El 28 de agosto solicité a una funcionaria que me mostrase o que me indicase cuáles eran las declaraciones de ingresos que esta empresa había recibido de mé desde 2014 en adelante. Con evidente molestia la funcioanria me citó para dos días después, el 30.

El día 30 estuve a mediodía en la oficina, me atendió casi inmediatamente uno de los jefes del lugar; me explicó amablemente toda la secuencia de hechos, he incluso me reenvió un mail de recordatorio que ocurrió en 2013 (año en el que descuidé la situación) dejando claro que ellos como empresa efectivamente me habían recordado ese año de los trámites de declaración de ingresos. También me hace mención de la ley 20.572 de la que no escasamente entiendo que autoriza la retención los impuestos como medio de cobro. Además me cuenta que la universidad líder del cobro nunca informó la aceptación de declaraciones atrasadas, y que ellos como empresa de cobranza podían revertir la situación solamente si es que la universidad líder del cobro así lo autorizaba.

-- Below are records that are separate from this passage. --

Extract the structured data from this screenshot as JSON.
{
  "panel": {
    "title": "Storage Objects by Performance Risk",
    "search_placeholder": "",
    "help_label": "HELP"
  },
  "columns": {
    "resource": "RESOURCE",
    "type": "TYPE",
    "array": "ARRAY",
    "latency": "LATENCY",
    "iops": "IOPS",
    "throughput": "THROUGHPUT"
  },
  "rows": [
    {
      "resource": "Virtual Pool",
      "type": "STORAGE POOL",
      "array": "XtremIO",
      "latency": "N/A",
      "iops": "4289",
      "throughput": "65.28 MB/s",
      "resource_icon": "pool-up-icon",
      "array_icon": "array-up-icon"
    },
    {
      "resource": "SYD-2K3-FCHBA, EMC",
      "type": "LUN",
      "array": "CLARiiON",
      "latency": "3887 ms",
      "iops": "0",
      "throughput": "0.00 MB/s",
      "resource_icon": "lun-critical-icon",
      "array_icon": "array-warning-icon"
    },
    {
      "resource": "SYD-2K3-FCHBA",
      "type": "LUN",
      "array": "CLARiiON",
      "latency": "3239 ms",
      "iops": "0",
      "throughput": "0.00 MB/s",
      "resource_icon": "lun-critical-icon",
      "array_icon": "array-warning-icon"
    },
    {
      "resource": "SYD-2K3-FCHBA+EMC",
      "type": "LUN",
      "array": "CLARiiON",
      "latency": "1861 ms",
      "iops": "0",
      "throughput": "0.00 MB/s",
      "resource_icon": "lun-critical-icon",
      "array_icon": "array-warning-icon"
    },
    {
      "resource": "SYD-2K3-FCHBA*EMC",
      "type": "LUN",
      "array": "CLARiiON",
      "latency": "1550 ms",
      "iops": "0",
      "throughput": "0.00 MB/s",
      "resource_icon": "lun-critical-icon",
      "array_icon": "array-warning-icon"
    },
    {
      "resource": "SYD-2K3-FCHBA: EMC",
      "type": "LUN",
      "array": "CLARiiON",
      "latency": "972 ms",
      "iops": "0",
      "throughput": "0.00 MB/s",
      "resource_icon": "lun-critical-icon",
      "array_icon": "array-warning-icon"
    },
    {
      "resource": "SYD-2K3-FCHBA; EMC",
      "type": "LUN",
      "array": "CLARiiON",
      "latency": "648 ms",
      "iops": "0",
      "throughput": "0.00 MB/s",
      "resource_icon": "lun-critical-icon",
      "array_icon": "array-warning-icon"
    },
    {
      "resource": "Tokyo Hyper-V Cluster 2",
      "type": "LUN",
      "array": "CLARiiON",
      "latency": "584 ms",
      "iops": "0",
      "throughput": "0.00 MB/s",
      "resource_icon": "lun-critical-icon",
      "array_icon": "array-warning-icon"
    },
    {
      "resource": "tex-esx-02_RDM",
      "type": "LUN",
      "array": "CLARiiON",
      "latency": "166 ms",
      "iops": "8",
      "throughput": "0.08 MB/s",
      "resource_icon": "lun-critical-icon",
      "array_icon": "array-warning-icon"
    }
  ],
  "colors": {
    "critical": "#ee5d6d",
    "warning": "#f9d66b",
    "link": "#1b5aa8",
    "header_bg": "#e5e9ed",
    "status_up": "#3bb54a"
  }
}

Hoy, 5 de septiembre, intenté que la empresa de cobranza me realizará una copia de todas las declaraciones juradas de ingreso que ellos han recibido de mi parte (yo tengo respaldadas 2016-2018, pero debieran existir desde 2014). El funcionario objetó mis motivos para pedir tal cosa (me preguntaba cuál era mi foco para pedir eso) y terminó mencionando la existencia de tres bodegas… Además él no comprendía bien mis palabras porque aludía constantemente a las declaraciones «ingresadas al sistema» y yo siempre aludí a los documentos en papel declaraciones de ingresos que ellos sí recibieron en esa misma oficina. Quise grabar la conversación (ante la ya citada experiencia de credulidad que cometí) y el funcionario reaccionó negativamente, aludiendo a que quién no tenía idea de los trámites era yo… Ante su evasiva no quise seguir hablando y me retiré calmadamente. ¿es un error solicitar información sobre uno mismo a una empresa que la ha manejado y almacenado? ¿por qué la reacción evasiva y poco profesional?